Edibles, Topicals, Oils and Concentrates, Buying and Consumption tips, and even a Troubleshooting chapter with a section on what to do if you get too high.

It's a hefty 227 pages, but beautifully produced. Tons of color photos make the science you're reading about easier to understand, and it is science heavy, albeit extremely accessible. The authors help the reader appreciate and understand cannabis in ways that they've never known or may have forgotten.

Example: "If you find yourself combating paranoia and anxiety...and too much cannabis has you on the verge of freaking out, just sniff or chew on a few black peppercorns for almost instantaneous relief." I didn't know this, but I'm now including a small container of peppercorns in the cannabis I provide to patients who are prone to unpleasant side effects of consumption. For those using cannabis to treat Post Traumatic Stress Disorder or geriatric patients with limited experience, this can be an easily accessible safety valve.

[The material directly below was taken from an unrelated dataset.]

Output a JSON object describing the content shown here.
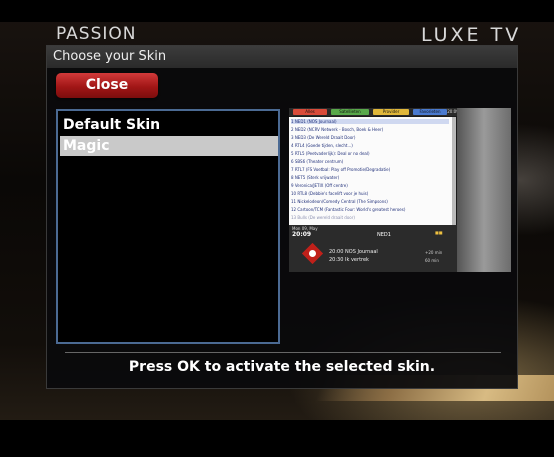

As with anything that has been demonized and prohibited, education and experience is how cannabis is gaining wider understanding and acceptance. This book is a great tool to that end.

(Full disclosure: The box with review copies of this book from Leafly also included stickers, pins and socks. As I'm not a 6-year-old girl, at least not on the outside, I gifted the stickers and pins and kept the socks, the only item I might perceive as bribe-worthy. I've written several pieces for Leafly, but that was well over a year ago. In other words, I have no favoritism toward this book even though the company that produced it gave me a couple pairs of socks. If you have an item you would like considered for review, please don't send socks with said item with the expectation that they will garner you a review.)